By Katarzyna Hrynkiewicz, Software Quality Team Leader
When I enter the word “assertions” into a search engine I get lots of results, including articles, books, courses, and tools. Nothing unusual there, as assertions have been present in the EDA industry for many years. They considerably increase the power of design verification and should, quite rightly, be popular. But the hits I notice occur frequently have headers such as “Assertions do not need to be difficult”, “Easy to learn assertions”, and “Assertions for dummies”, suggesting that assertions are still seen as difficult, and that engineers need some help and encouragement to start using them. At Aldec, we have something which helps overcome any reservations engineers may have towards using assertions.
Usually, the first problem is with the translation of the specifications into assertion formulas. In assertion languages we have a choice of a wide array of different operators, but all of them are simple and refined. We select some operators and arrange them into a formula describing a scenario of events, as required by the specification. Having done this, we can compile our code – which is when things get tough. For example, if we run a simulation and there are no assertion errors, what does that really mean?
Is it possible that the design is free from errors, even though we have just started the verification? Unlikely. Maybe there are errors in the assertion formulas? Or maybe the testbench is weak and the situations modelled by the assertion formulas are not checked at all? Alternatively, what if the simulation results console is filled with failure messages in red? This is particularly alarming if the design outputs seem to be correct and the waveform looks OK at first glance. So what is wrong? What should we check next?
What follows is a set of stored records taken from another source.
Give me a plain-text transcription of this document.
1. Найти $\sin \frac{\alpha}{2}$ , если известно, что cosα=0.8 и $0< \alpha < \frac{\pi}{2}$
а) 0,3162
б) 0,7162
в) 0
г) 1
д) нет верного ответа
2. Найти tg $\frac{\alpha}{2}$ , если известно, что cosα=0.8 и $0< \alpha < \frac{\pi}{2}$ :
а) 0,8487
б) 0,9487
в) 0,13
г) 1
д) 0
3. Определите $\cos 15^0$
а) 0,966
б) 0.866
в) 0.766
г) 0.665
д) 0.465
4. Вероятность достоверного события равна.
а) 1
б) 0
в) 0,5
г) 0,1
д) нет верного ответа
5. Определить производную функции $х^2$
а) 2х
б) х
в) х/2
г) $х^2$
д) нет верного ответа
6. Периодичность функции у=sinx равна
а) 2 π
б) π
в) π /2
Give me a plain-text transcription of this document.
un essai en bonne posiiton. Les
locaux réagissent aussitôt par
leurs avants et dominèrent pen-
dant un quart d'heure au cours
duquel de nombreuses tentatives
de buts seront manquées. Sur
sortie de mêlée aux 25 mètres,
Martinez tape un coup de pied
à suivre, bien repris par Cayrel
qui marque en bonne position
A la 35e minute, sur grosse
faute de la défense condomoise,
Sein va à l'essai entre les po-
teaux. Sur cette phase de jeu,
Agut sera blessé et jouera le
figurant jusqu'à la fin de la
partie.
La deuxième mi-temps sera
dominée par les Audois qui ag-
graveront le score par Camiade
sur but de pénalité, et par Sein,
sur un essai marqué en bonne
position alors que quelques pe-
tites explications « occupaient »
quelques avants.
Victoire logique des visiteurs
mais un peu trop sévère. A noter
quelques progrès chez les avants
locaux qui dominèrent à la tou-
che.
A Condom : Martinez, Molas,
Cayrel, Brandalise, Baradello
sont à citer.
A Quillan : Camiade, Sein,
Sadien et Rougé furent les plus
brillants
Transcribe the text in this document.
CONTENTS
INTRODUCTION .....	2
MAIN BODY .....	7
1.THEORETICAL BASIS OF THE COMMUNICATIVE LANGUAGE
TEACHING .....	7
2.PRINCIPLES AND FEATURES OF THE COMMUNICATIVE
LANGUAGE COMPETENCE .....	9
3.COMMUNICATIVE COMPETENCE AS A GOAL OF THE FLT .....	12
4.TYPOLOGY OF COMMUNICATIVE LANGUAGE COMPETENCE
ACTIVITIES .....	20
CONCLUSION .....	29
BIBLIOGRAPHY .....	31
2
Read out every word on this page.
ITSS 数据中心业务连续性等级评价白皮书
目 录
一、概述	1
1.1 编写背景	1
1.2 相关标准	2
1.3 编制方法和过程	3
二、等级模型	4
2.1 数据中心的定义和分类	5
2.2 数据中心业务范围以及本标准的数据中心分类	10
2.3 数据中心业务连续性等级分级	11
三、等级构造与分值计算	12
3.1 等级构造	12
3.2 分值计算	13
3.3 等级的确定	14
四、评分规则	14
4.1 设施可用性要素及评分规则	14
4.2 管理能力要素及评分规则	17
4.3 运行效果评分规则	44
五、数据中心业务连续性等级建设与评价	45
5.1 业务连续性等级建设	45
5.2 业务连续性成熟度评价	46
Let's imagine the following assertion from a PCI-based design.
This assertion uses the possibilities of SystemVerilog Assertions language to model some freedom of behaviour in a transaction. It allows for many possible scenarios of events in one formula; as the [*] operator means that the event can be repeated zero, one or more times, even at every clock cycle until the end of the simulation. Similarly, the [+] operator allows freedom. So, the sequence creating the main part of the assertion can have many alternatives. This freedom is great from a coding perspective but can make the debugging of any suspicious behaviour extremely difficult.
For fans of block diagrams, the assertion could be represented as follows:
Firstly, we should address the phase in which frame_n falls and a set of different signals (named here as bus_cmd) creates the start condition. Next should be a single cycle followed by the data transfer. The data can be transferred, or the wait state inserted. This behaviour can be repeated. The signal cbe_n should be stable during the whole data transfer.
The trouble is that we get the error message:
We know something in the transfer is wrong, and we know when the failure occurred, and which assertion reported it. But what’s next?
Cause and Trace reports can help us. They can be enabled during any simulation that uses assertions. Cause report points the direct reason of an assertion failure. In our example it is a Boolean expression which is false and results in an error. Trace report shows how the assertion evaluates in a process of time until the moment of failure. The way in which the assertion travelled is presented in a form of sequence.
In our example, the address phase with falling edge of frame_n && bus_cmd is done correctly. After this, the address phase is a single turn around cycle. Then, in the data phase, after three data transfers and three wait states there is another data transfer and then, in the next cycle, the correct end of transfer is missing. In the first Trace report, the expression (data_end && frame_n) terminating correct transfer is denoted with the "!" symbol, so it means it is false – i.e. it does not hold. The second Trace report suggests the problem with continuation of the data transfer, the wait state which could happen (as an alternative) instead of the data transfer is also missing.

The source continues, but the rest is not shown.